On March 24, 2022, 14-year-old Tyre Sampson of St. Louis, Missouri, fell to his death from the Orlando Free Fall ride. Owned and operated by The Slingshot Group, the attraction opened as the tallest free-standing drop tower, and operated for less than 3 months prior to the accident. The ride was immediately closed alongside another ride at the park, the Orlando Slingshot, also owned and operated by The Slingshot Group, as the investigation proceeded. Through an investigation and report provided by Quest Engineering and Failure Analysis, Inc., it was discovered that the restraint proximity sensors of the seat Sampson was in had been manually adjusted after they had been initially secured in place by the ride manufacturer. The ride would not operate if the sensors detected that any of the restraints were not sufficiently closed, and this adjustment allowed the restraint to be open almost twice as wide as normal without triggering a shutdown. Consequently, Sampson's restraint left a large enough opening for him to slide out of his seat. On October 6, 2022, ICON Park confirmed the permanent closure and future removal of the ride. The Orlando Slingshot, despite not causing any accidents, has also been permanently closed due to the owners' fear of guilt by association.

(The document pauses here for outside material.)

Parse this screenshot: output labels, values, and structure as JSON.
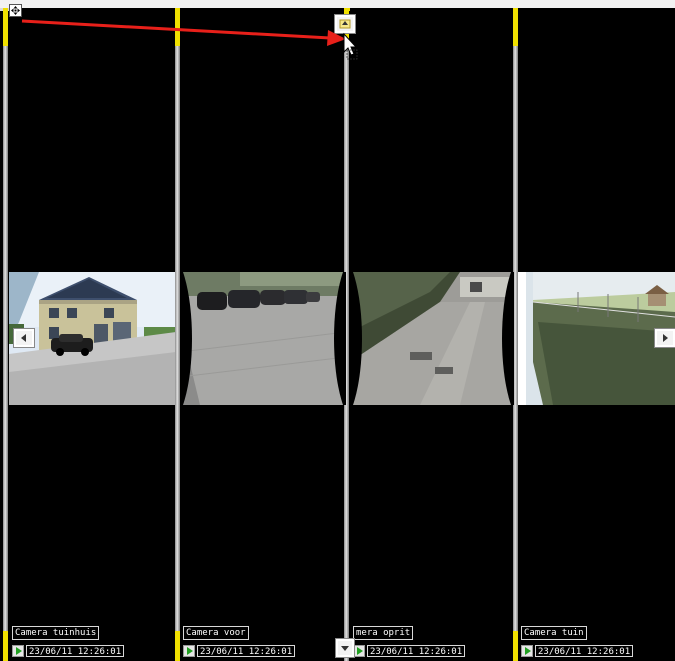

A new skill/laser tag game known as Bullseye Blast was closed in July 2022 shortly after its introduction and put into a redesign, as social media users complained after several nationwide mass and school shootings. Centered on The Wheel, the game had players target certain buildings, streetlamps, and parking lots around park property with pre-placed targets using a laser tag-esque gun during a twenty-minute circuit on the wheel.

On December 31, 2022, around 6:20 p.m., Orange County Fire and Rescue received a report of a power failure of The Wheel, stranding 62 people on the ride for over three hours. Several videos emerged of large sparks, smoke, and fire coming off of the side of the wheel, slightly above one of the rides pods. No injuries were reported.